Leetcode 3. Longest Substring Without Repeating Characters
Very High Frequency
Clarification
Okay, so first I’ll restate the problem. We are given a string s, and we need to return the length of the longest substring without repeating characters. A substring has to be contiguous, so we cannot skip characters.
Should I return the length, or the substring itself?
Can the string be empty?
What kind of characters does the string have? Are characters case-sensitive? For example, is "aA" a repeating substring or not?
Brute-force Approach
The brute force idea is to check every substring and see whether it contains duplicate characters. That works, but the time would be O(n²), so it’s not ideal.
Optimized Approach
Since this is a substring problem, we can consider to use sliding window approach trying to optimize it.
What I’ll do is to maintain a window [left, right] where all characters are unique. As I move right through the string, if I see a repeated character, I move left forward until the window becomes valid again. To do that efficiently, I’ll use a hash set to store the characters currently inside the window.

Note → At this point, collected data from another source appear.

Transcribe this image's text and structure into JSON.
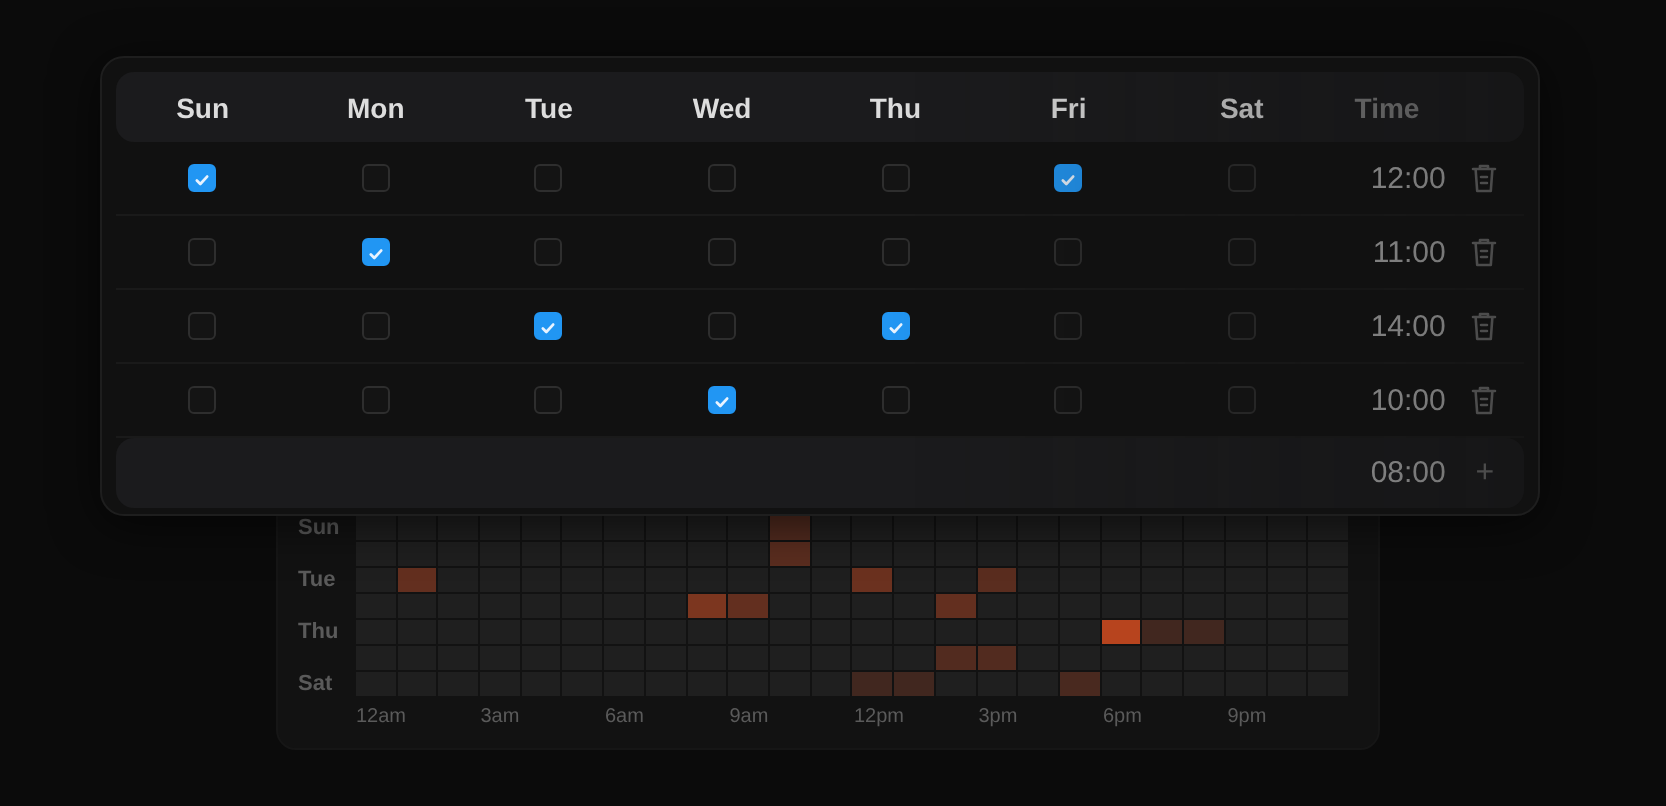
{
  "heatmap": {
    "rows": [
      {
        "label": "Sun",
        "cells": [
          {
            "color": "#1f1f1f"
          },
          {
            "color": "#1f1f1f"
          },
          {
            "color": "#1f1f1f"
          },
          {
            "color": "#1f1f1f"
          },
          {
            "color": "#1f1f1f"
          },
          {
            "color": "#1f1f1f"
          },
          {
            "color": "#1f1f1f"
          },
          {
            "color": "#1f1f1f"
          },
          {
            "color": "#1f1f1f"
          },
          {
            "color": "#1f1f1f"
          },
          {
            "color": "#522b1f"
          },
          {
            "color": "#1f1f1f"
          },
          {
            "color": "#1f1f1f"
          },
          {
            "color": "#1f1f1f"
          },
          {
            "color": "#1f1f1f"
          },
          {
            "color": "#1f1f1f"
          },
          {
            "color": "#1f1f1f"
          },
          {
            "color": "#1f1f1f"
          },
          {
            "color": "#1f1f1f"
          },
          {
            "color": "#1f1f1f"
          },
          {
            "color": "#1f1f1f"
          },
          {
            "color": "#1f1f1f"
          },
          {
            "color": "#1f1f1f"
          },
          {
            "color": "#1f1f1f"
          }
        ]
      },
      {
        "cells": [
          {
            "color": "#1f1f1f"
          },
          {
            "color": "#1f1f1f"
          },
          {
            "color": "#1f1f1f"
          },
          {
            "color": "#1f1f1f"
          },
          {
            "color": "#1f1f1f"
          },
          {
            "color": "#1f1f1f"
          },
          {
            "color": "#1f1f1f"
          },
          {
            "color": "#1f1f1f"
          },
          {
            "color": "#1f1f1f"
          },
          {
            "color": "#1f1f1f"
          },
          {
            "color": "#5a2d1f"
          },
          {
            "color": "#1f1f1f"
          },
          {
            "color": "#1f1f1f"
          },
          {
            "color": "#1f1f1f"
          },
          {
            "color": "#1f1f1f"
          },
          {
            "color": "#1f1f1f"
          },
          {
            "color": "#1f1f1f"
          },
          {
            "color": "#1f1f1f"
          },
          {
            "color": "#1f1f1f"
          },
          {
            "color": "#1f1f1f"
          },
          {
            "color": "#1f1f1f"
          },
          {
            "color": "#1f1f1f"
          },
          {
            "color": "#1f1f1f"
          },
          {
            "color": "#1f1f1f"
          }
        ]
      },
      {
        "label": "Tue",
        "cells": [
          {
            "color": "#1f1f1f"
          },
          {
            "color": "#632f1f"
          },
          {
            "color": "#1f1f1f"
          },
          {
            "color": "#1f1f1f"
          },
          {
            "color": "#1f1f1f"
          },
          {
            "color": "#1f1f1f"
          },
          {
            "color": "#1f1f1f"
          },
          {
            "color": "#1f1f1f"
          },
          {
            "color": "#1f1f1f"
          },
          {
            "color": "#1f1f1f"
          },
          {
            "color": "#1f1f1f"
          },
          {
            "color": "#1f1f1f"
          },
          {
            "color": "#6b311f"
          },
          {
            "color": "#1f1f1f"
          },
          {
            "color": "#1f1f1f"
          },
          {
            "color": "#5a2d1f"
          },
          {
            "color": "#1f1f1f"
          },
          {
            "color": "#1f1f1f"
          },
          {
            "color": "#1f1f1f"
          },
          {
            "color": "#1f1f1f"
          },
          {
            "color": "#1f1f1f"
          },
          {
            "color": "#1f1f1f"
          },
          {
            "color": "#1f1f1f"
          },
          {
            "color": "#1f1f1f"
          }
        ]
      },
      {
        "cells": [
          {
            "color": "#1f1f1f"
          },
          {
            "color": "#1f1f1f"
          },
          {
            "color": "#1f1f1f"
          },
          {
            "color": "#1f1f1f"
          },
          {
            "color": "#1f1f1f"
          },
          {
            "color": "#1f1f1f"
          },
          {
            "color": "#1f1f1f"
          },
          {
            "color": "#1f1f1f"
          },
          {
            "color": "#7c361f"
          },
          {
            "color": "#632f1f"
          },
          {
            "color": "#1f1f1f"
          },
          {
            "color": "#1f1f1f"
          },
          {
            "color": "#1f1f1f"
          },
          {
            "color": "#1f1f1f"
          },
          {
            "color": "#632f1f"
          },
          {
            "color": "#1f1f1f"
          },
          {
            "color": "#1f1f1f"
          },
          {
            "color": "#1f1f1f"
          },
          {
            "color": "#1f1f1f"
          },
          {
            "color": "#1f1f1f"
          },
          {
            "color": "#1f1f1f"
          },
          {
            "color": "#1f1f1f"
          },
          {
            "color": "#1f1f1f"
          },
          {
            "color": "#1f1f1f"
          }
        ]
      },
      {
        "label": "Thu",
        "cells": [
          {
            "color": "#1f1f1f"
          },
          {
            "color": "#1f1f1f"
          },
          {
            "color": "#1f1f1f"
          },
          {
            "color": "#1f1f1f"
          },
          {
            "color": "#1f1f1f"
          },
          {
            "color": "#1f1f1f"
          },
          {
            "color": "#1f1f1f"
          },
          {
            "color": "#1f1f1f"
          },
          {
            "color": "#1f1f1f"
          },
          {
            "color": "#1f1f1f"
          },
          {
            "color": "#1f1f1f"
          },
          {
            "color": "#1f1f1f"
          },
          {
            "color": "#1f1f1f"
          },
          {
            "color": "#1f1f1f"
          },
          {
            "color": "#1f1f1f"
          },
          {
            "color": "#1f1f1f"
          },
          {
            "color": "#1f1f1f"
          },
          {
            "color": "#1f1f1f"
          },
          {
            "color": "#b7441e"
          },
          {
            "color": "#41271f"
          },
          {
            "color": "#41271f"
          },
          {
            "color": "#1f1f1f"
          },
          {
            "color": "#1f1f1f"
          },
          {
            "color": "#1f1f1f"
          }
        ]
      },
      {
        "cells": [
          {
            "color": "#1f1f1f"
          },
          {
            "color": "#1f1f1f"
          },
          {
            "color": "#1f1f1f"
          },
          {
            "color": "#1f1f1f"
          },
          {
            "color": "#1f1f1f"
          },
          {
            "color": "#1f1f1f"
          },
          {
            "color": "#1f1f1f"
          },
          {
            "color": "#1f1f1f"
          },
          {
            "color": "#1f1f1f"
          },
          {
            "color": "#1f1f1f"
          },
          {
            "color": "#1f1f1f"
          },
          {
            "color": "#1f1f1f"
          },
          {
            "color": "#1f1f1f"
          },
          {
            "color": "#1f1f1f"
          },
          {
            "color": "#522b1f"
          },
          {
            "color": "#522b1f"
          },
          {
            "color": "#1f1f1f"
          },
          {
            "color": "#1f1f1f"
          },
          {
            "color": "#1f1f1f"
          },
          {
            "color": "#1f1f1f"
          },
          {
            "color": "#1f1f1f"
          },
          {
            "color": "#1f1f1f"
          },
          {
            "color": "#1f1f1f"
          },
          {
            "color": "#1f1f1f"
          }
        ]
      },
      {
        "label": "Sat",
        "cells": [
          {
            "color": "#1f1f1f"
          },
          {
            "color": "#1f1f1f"
          },
          {
            "color": "#1f1f1f"
          },
          {
            "color": "#1f1f1f"
          },
          {
            "color": "#1f1f1f"
          },
          {
            "color": "#1f1f1f"
          },
          {
            "color": "#1f1f1f"
          },
          {
            "color": "#1f1f1f"
          },
          {
            "color": "#1f1f1f"
          },
          {
            "color": "#1f1f1f"
          },
          {
            "color": "#1f1f1f"
          },
          {
            "color": "#1f1f1f"
          },
          {
            "color": "#41271f"
          },
          {
            "color": "#41271f"
          },
          {
            "color": "#1f1f1f"
          },
          {
            "color": "#1f1f1f"
          },
          {
            "color": "#1f1f1f"
          },
          {
            "color": "#49291f"
          },
          {
            "color": "#1f1f1f"
          },
          {
            "color": "#1f1f1f"
          },
          {
            "color": "#1f1f1f"
          },
          {
            "color": "#1f1f1f"
          },
          {
            "color": "#1f1f1f"
          },
          {
            "color": "#1f1f1f"
          }
        ]
      }
    ],
    "hours": [
      "12am",
      "3am",
      "6am",
      "9am",
      "12pm",
      "3pm",
      "6pm",
      "9pm"
    ]
  },
  "schedule": {
    "columns": [
      "Sun",
      "Mon",
      "Tue",
      "Wed",
      "Thu",
      "Fri",
      "Sat"
    ],
    "time_header": "Time",
    "rows": [
      {
        "days": [
          {
            "checked": true
          },
          {
            "checked": false
          },
          {
            "checked": false
          },
          {
            "checked": false
          },
          {
            "checked": false
          },
          {
            "checked": true
          },
          {
            "checked": false
          }
        ],
        "time": "12:00"
      },
      {
        "days": [
          {
            "checked": false
          },
          {
            "checked": true
          },
          {
            "checked": false
          },
          {
            "checked": false
          },
          {
            "checked": false
          },
          {
            "checked": false
          },
          {
            "checked": false
          }
        ],
        "time": "11:00"
      },
      {
        "days": [
          {
            "checked": false
          },
          {
            "checked": false
          },
          {
            "checked": true
          },
          {
            "checked": false
          },
          {
            "checked": true
          },
          {
            "checked": false
          },
          {
            "checked": false
          }
        ],
        "time": "14:00"
      },
      {
        "days": [
          {
            "checked": false
          },
          {
            "checked": false
          },
          {
            "checked": false
          },
          {
            "checked": true
          },
          {
            "checked": false
          },
          {
            "checked": false
          },
          {
            "checked": false
          }
        ],
        "time": "10:00"
      }
    ],
    "new_row": {
      "time": "08:00",
      "add": "+"
    }
  }
}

So why does it work? There are three most important things for a sliding window: when to increase the window; when to shrink the window; when to update the result. The key observation for this question is that my window always contains unique characters. So when to increase the window? Whenever we see an unseen character, we should add it to make the substring longer. But when I encounter a duplicate character, there is no point to keep increasing the window because any substring that still includes the previous duplication must be invalid, so I have to shrink the window from the left until the duplicate is removed, which is the start of next valid substring. Last, since we are supposed to find the longest substring, we have to update the result whenever the window gets bigger, i.e, when we increase the window from the right side.
Walk through an example.
Since both pointers only move forward and never backward, each character enters and leaves the window at most once, this gives us O(n) time. The space complexity should be O(k), where k is the length of the longest valid answer, because we use a hash set that contains at most k elements.
Code
class Solution {
public int lengthOfLongestSubstring(String s) {
int left = 0, right = 0;
Set<Character> chars = new HashSet<>();
int maxLen = 0;
while (right < s.length()) {
char c = s.charAt(right);
if (chars.contains(c)) {
while (left < right && chars.contains(c)) {
chars.remove(s.charAt(left));
left++;
}
}
chars.add(c);
right++;
maxLen = Math.max(maxLen, right - left);
}
return maxLen;
}
}Follow-up
I could optimize the left movement using a hash map from character to its latest index. Then instead of removing one by one, I can jump left directly past the previous duplicate.